The Lattice::join and ::meet methods are quite interesting - joining between (Pending, Validating) or 2 Pending times for a different TxId result in the Never (AKA "top") time, which I have to regularly filter out after various dataflow operators. 2 Validating times do interact. The TxStep allows for a pending transaction to do some writes at step 1, then add a query at step 2 (which can see that pending write), and so on. In the Validating region, tx is used to determine which transaction "wins" if there are conflicts, where the larger tx will be aborted (which I believe corresponds to the WHERE writes.id < intents.id clause in your reads).

The logic to determine if a read is valid requires ensuring that there is at most 1 distinct system time reported for any query output during Pending. Then when a transaction is promoted to Validating I check that the query emits the exact same output as it did in Pending (not 100% sure yet if this is completely correct, still exploring).

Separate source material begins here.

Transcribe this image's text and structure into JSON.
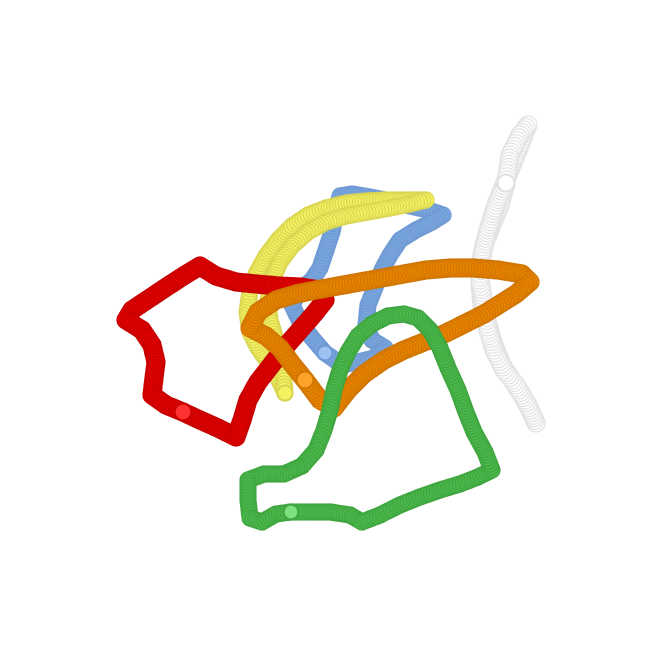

When a transaction wants to commit, it sends the transaction ID into a commit_requested input, and is then promoted to successive timestamp regions if all valid, via a Variable. One tricky thing required is mapping times... sideways. For example, the dataflow might report that tx 1 is valid at time Pending { tx: 1 }, so then I have to re-inject 1 at (Validating, iteration + 1), an incomparable time. Then again if a transaction is found to be valid in the Validating time region, it has to be mapped to (Committed, iteration + 1), also an incomparable time. I was writing a custom timely operator to do this (carefully hanging onto the initial capability for just long enough) and thought that might be the source of the problem, but managed to isolate it to the use of the trace.

I had managed to get this working nicely, except the one thing where state might have to be handled "outside" the dataflow is for tracking query read invalidations. Specifically, if an ad-hoc query is installed after the initial setup, if that detects a read invalidation I have to manually feed that back into the original transaction dataflow.

Keen to hear if I'm missing anything and this approach has some fundamental flaw. Subscribed for when that blog eventually comes out :)